The US National Aeronautics and Space Administration (NASA) said this super-luminous X-ray source (ULX) radiates about 10 million times more energy than the Sun and breaks a physical law called the Eddington limit used to determine how bright an object of a certain size can be.
A glowing neutron star swirls against a fiery orange background with magnetic jets emanating from it. Photo: Live Science
NASA recently published an article about the findings related to the ULX, called M82 X-2, in the Astrophysical Journal from the Nuclear Spectroscopic Telescope Array (NuSTAR). According to scientists , if an object breaks the Eddington limit, it will explode into pieces. However, this object M82 X-2, although exceeding the Eddington limit by 100 to 500 times, still exists, making it difficult for scientists to explain.
Astronomers have shown that M82 X-2 is a neutron star. Neutron stars are the dead cores of stars like the Sun. Neutron stars are dense stars with masses between 1.5 and 2 times that of the Sun, but are condensed into a width of about 10 kilometers. Neutron stars are so dense that the gravitational pull on their surface is about 100 trillion times stronger than that on Earth. This intense gravitational pull means that any material that lands on the star’s surface would cause an explosive effect.
NASA compares: “A marshmallow falling onto the surface of a neutron star would release the same amount of energy as a thousand hydrogen bombs.”
New research has found that M82 X-2 consumes about 1.5 Earths worth of matter each year. When this matter hits the surface of the neutron star, the energy produced is enough to outshine the levels observed by astronomers.
The team believes this is evidence that something is happening to M82 X-2 that is bending the rules and breaking the Eddington limit.

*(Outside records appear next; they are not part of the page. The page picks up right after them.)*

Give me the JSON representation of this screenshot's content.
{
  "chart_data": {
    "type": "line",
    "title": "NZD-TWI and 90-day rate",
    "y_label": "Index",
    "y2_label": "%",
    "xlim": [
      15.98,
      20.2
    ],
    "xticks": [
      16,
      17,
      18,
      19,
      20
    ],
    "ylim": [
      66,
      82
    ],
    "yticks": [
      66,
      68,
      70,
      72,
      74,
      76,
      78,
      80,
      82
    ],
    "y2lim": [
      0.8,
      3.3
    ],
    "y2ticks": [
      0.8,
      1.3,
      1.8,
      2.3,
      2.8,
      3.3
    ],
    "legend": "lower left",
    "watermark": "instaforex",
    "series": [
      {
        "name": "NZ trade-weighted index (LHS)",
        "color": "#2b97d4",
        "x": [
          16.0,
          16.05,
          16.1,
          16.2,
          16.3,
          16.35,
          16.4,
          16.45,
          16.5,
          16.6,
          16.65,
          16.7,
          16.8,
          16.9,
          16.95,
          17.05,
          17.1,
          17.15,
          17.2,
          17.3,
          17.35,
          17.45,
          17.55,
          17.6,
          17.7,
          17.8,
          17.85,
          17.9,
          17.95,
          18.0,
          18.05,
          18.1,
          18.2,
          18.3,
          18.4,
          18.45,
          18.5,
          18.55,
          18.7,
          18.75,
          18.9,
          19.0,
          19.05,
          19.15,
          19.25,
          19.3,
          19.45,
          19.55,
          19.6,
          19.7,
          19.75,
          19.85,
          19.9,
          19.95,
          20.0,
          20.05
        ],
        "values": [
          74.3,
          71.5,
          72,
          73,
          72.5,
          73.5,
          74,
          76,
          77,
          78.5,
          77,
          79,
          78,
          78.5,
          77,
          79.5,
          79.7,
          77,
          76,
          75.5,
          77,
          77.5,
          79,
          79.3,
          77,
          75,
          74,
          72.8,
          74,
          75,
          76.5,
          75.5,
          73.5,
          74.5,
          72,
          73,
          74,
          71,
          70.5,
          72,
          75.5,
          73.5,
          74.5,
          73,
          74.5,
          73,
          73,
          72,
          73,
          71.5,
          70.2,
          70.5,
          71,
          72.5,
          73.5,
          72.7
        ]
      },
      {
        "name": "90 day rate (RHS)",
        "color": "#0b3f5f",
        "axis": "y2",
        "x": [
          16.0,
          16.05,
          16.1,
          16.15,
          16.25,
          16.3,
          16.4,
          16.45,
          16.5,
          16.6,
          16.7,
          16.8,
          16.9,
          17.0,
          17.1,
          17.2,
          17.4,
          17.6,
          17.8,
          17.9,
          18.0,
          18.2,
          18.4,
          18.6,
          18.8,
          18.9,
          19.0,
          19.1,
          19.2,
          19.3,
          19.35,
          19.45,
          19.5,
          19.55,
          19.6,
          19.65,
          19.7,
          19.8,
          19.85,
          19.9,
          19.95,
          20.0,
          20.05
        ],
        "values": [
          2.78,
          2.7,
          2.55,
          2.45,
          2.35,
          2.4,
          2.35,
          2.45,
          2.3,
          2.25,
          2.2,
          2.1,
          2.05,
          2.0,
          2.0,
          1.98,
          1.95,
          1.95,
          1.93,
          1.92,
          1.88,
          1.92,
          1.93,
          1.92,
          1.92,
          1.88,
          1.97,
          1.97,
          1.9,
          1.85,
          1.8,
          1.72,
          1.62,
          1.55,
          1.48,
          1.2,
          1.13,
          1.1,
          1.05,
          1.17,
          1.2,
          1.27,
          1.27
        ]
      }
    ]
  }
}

Their hypothesis is that M82 X-2's powerful fields are changing the shape of the atoms, allowing the neutron star to maintain its structure even as it gets brighter.
“These observations show us the effects of these extremely strong magnetic fields, which we cannot reproduce on Earth with current technology,” said Matteo Bachetti, lead author of the study and an astrophysicist at the Cagliari Astronomical Observatory in Italy. “This is the beauty of astronomy. We cannot find answers through experiments, but must wait for the universe to reveal its secrets to us.”